Pregnant Dog: Signs to Look Out For

Is your dog expecting? It would be beneficial if you provided it with the specific attention it requires throughout pregnancy. Whelping refers to the various ways you might prepare for labor and delivery. You need to learn how to be ready for your dog’s big day when it gives birth to those puppies.

Indicators That Your Dog Might Be Pregnant

Dogs are pregnant for around 63 days, beginning with the day they ovulate and ending with the day their puppies are born. Dogs, like humans, go through three trimesters, each lasting around 21 days. Here are a few signs that your dog is pregnant.

Early Warning Signs

Because there are few visible symptoms in the first several weeks, you may not notice a difference. Your dog will appear normal, though it may gain some weight.
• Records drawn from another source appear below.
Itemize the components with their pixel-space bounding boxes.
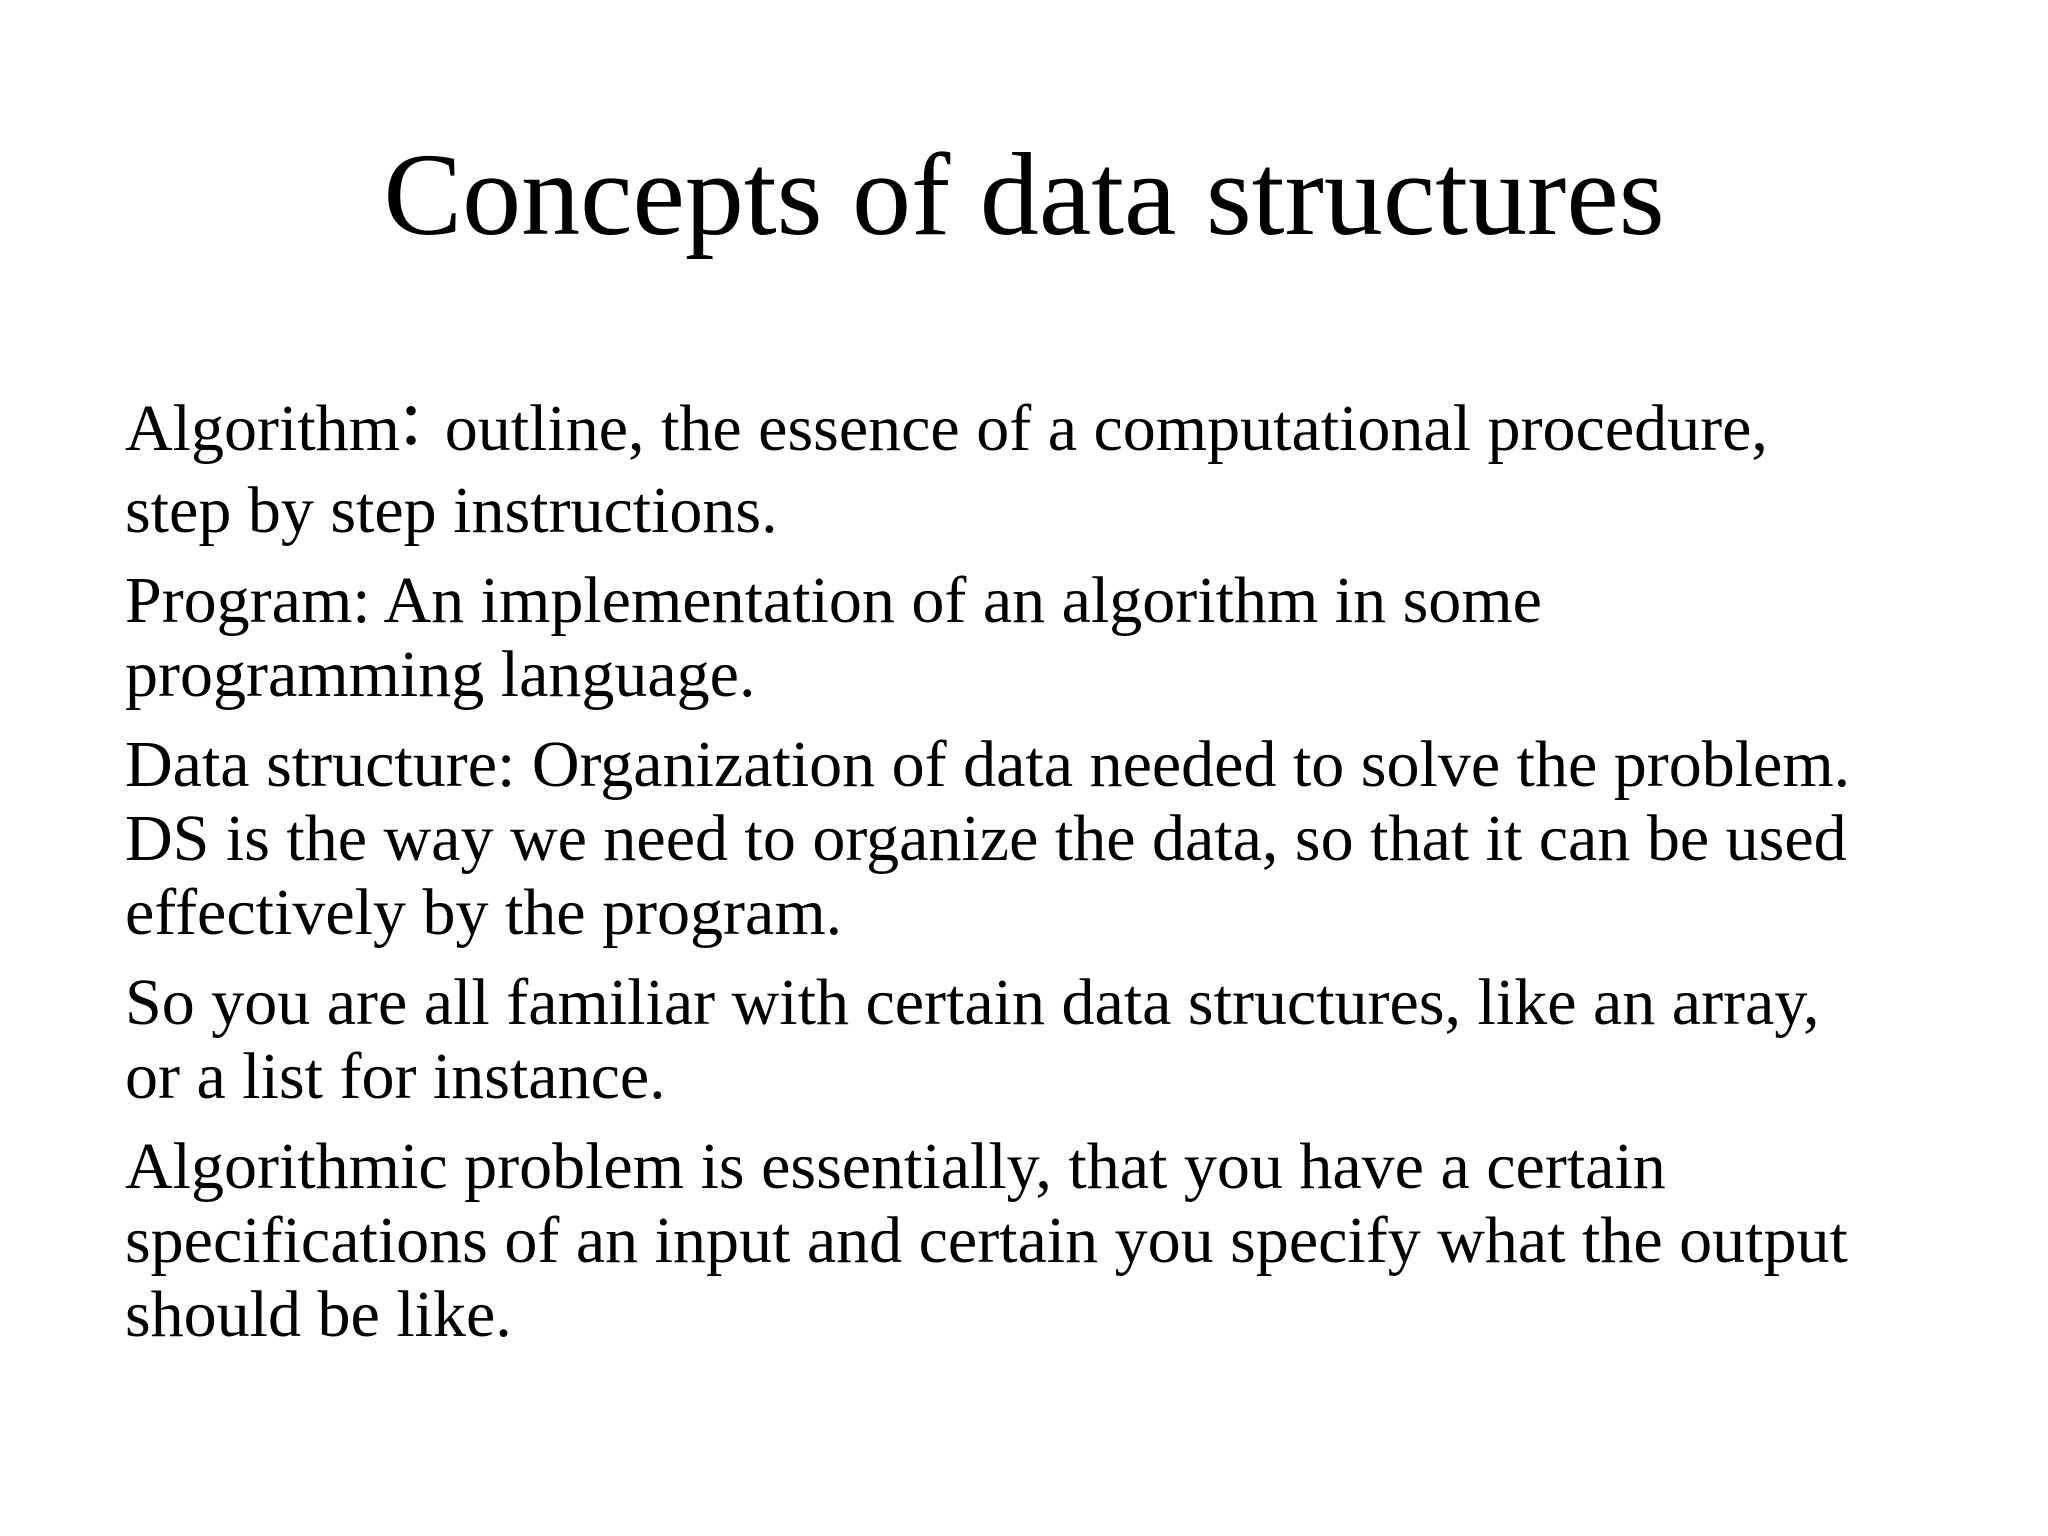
paragraph-line: DS is the way we need to organize the data, so that it can be used [125,802,1847,875]
paragraph-line-text: outline, the essence of a computational procedure, [444,392,1768,465]
paragraph-line: specifications of an input and certain you specify what the output [125,1204,1848,1277]
paragraph-line: effectively by the program. [125,876,843,949]
paragraph-data-structure [125,728,1965,950]
slide-body [125,374,1965,1368]
term-algorithm: Algorithm [125,392,400,465]
paragraph-line [125,374,1965,466]
paragraph-line: step by step instructions. [125,474,778,547]
paragraph-program [125,564,1965,712]
paragraph-line: programming language. [125,638,756,711]
paragraph-algorithm [125,374,1965,548]
paragraph-line: or a list for instance. [125,1040,666,1113]
paragraph-line: So you are all familiar with certain data structures, like an array, [125,966,1820,1039]
term-colon: : [400,374,423,462]
paragraph-line: Data structure: Organization of data needed to solve the problem. [125,728,1851,801]
paragraph-line: should be like. [125,1278,512,1351]
slide-title: Concepts of data structures [383,129,1665,260]
paragraph-line: Algorithmic problem is essentially, that you have a certain [125,1130,1666,1203]
paragraph-line: Program: An implementation of an algorithm in some [125,564,1542,637]
paragraph-algorithmic-problem [125,1130,1965,1352]
paragraph-familiar [125,966,1965,1114]
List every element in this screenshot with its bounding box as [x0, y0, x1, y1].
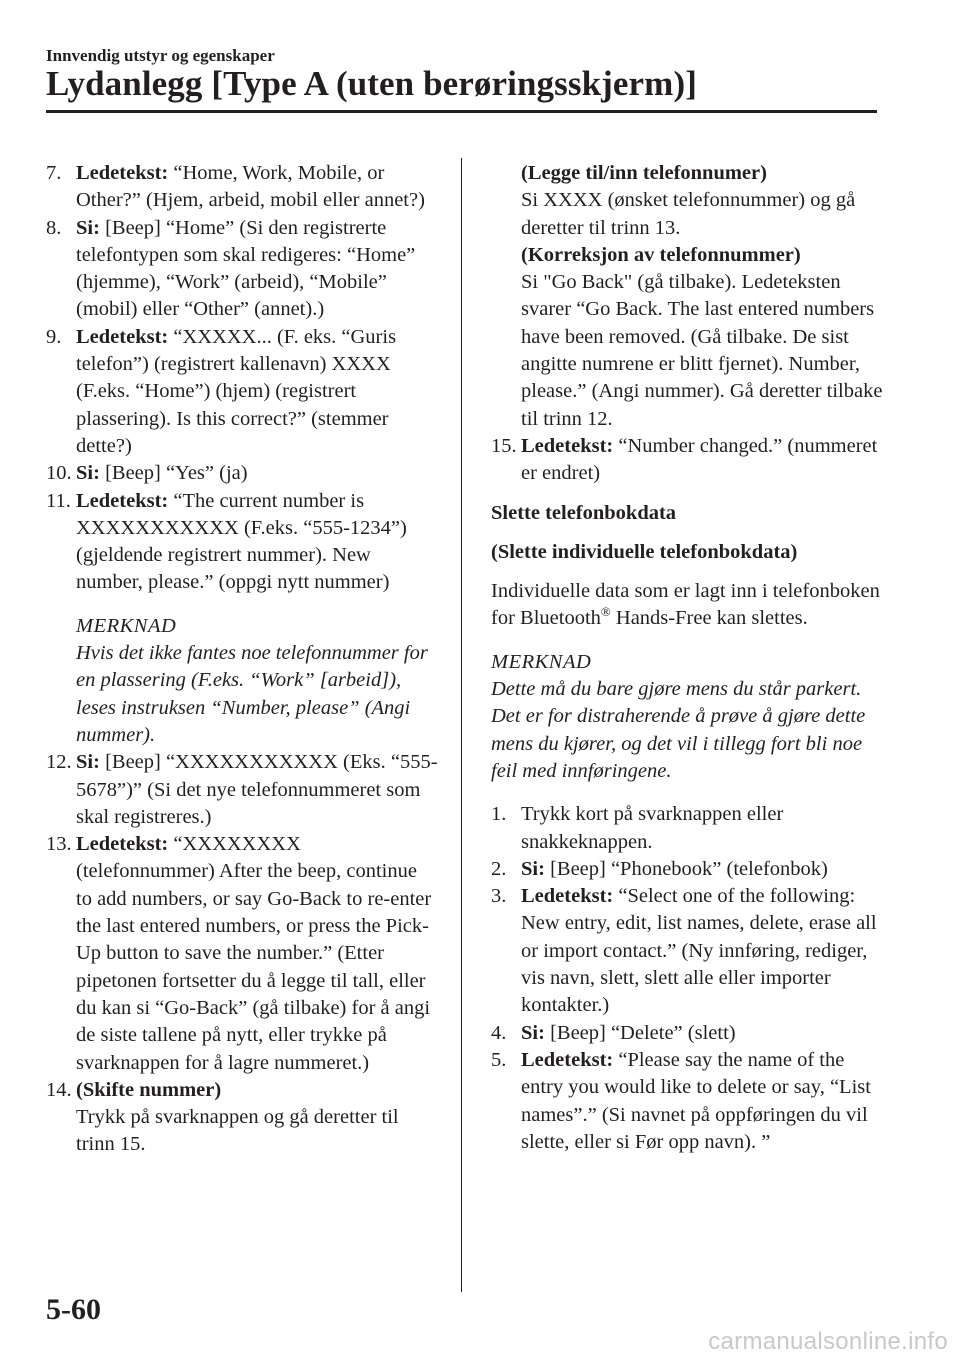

Some dogs experience morning sickness for just a few days, around the third or fourth week. (Hormonal changes cause it.) Your pet may appear tired and eat less than normal. Some dogs vomit a bit. If yours does, feed them little meals throughout the day.

Mid-Way Indications

Take the dog to the vet immediately once you suspect it is pregnant. Taking them for a prenatal checkup two or three weeks after mating is advisable. Your veterinarian can answer any questions, such as what kind of food pregnant dogs should eat and what changes to expect. If your pet requires any testing, your veterinarian will notify you. Your veterinarian will treat them if they have parasites.

During your visit, your veterinarian can use an ultrasound to examine the growing puppies, usually around four weeks old. During pregnancy, ultrasound is completely safe. It creates an image of your dog’s womb using sound waves.

The vet may perform a blood test on your dog to determine its hormone levels. When dogs are pregnant, their levels of a hormone called relaxin rise. If you wait until the fourth week of pregnancy to take your dog to the vet, the doctor can feel your dog’s belly to confirm that pups are on the way. This approach is safe to use between the 28th and 35th days of pregnancy and should only be performed by a skilled professional. 

Touching the puppies too firmly can injure them or trigger a miscarriage. The puppies will be walnut-sized. They will be evenly placed along the uterus, forming the letter V. Each half, known as a horn, will contain embryos. You can also try to visit to get more info about it.

Later Indications

Your dog’s belly will become larger by the end of the second trimester. Their nipples will also become darker and larger around this time (around day 40). As the due date approaches, your pet’s breasts may expand, and a small amount of milky fluid may leak out.

If your vet wants to take X-rays of your dog’s belly, they may ask you to return during the beginning of the third trimester (around day 45). Instead of ultrasonography, this can be used to examine the bone structure of growing puppies. It’s one approach to estimating the number of puppies in your dog’s litter.

Your dog’s pregnant tummy will become larger over time, and it may wobble slightly beneath them as they walk.

Your veterinarian from places like Cinder Rock Veterinary Clinic may want to visit your pet one last time. During this visit, veterinarians may take X-rays to determine the number of puppies on the way and to ensure they are not too large to enter through the birth canal. If they have become too large, the veterinarian will schedule a c-section.

You will know what to do when your dog gives birth to puppies (known as whelping) and who to call in an emergency. You will also learn how to care for newborn puppies. If you are looking for the best pet care out there, you can just type in your search bar “canine reproductive veterinarians near me” to see the nearest professional service available.


As long as there are no difficulties, most dogs don’t require much assistance in whelping. Its instincts will guide it, but you can help by providing a secure, warm, and pleasant environment for its puppies to let nature take its course. It is best to keep a close eye on things and have a strategy in place if anything goes wrong.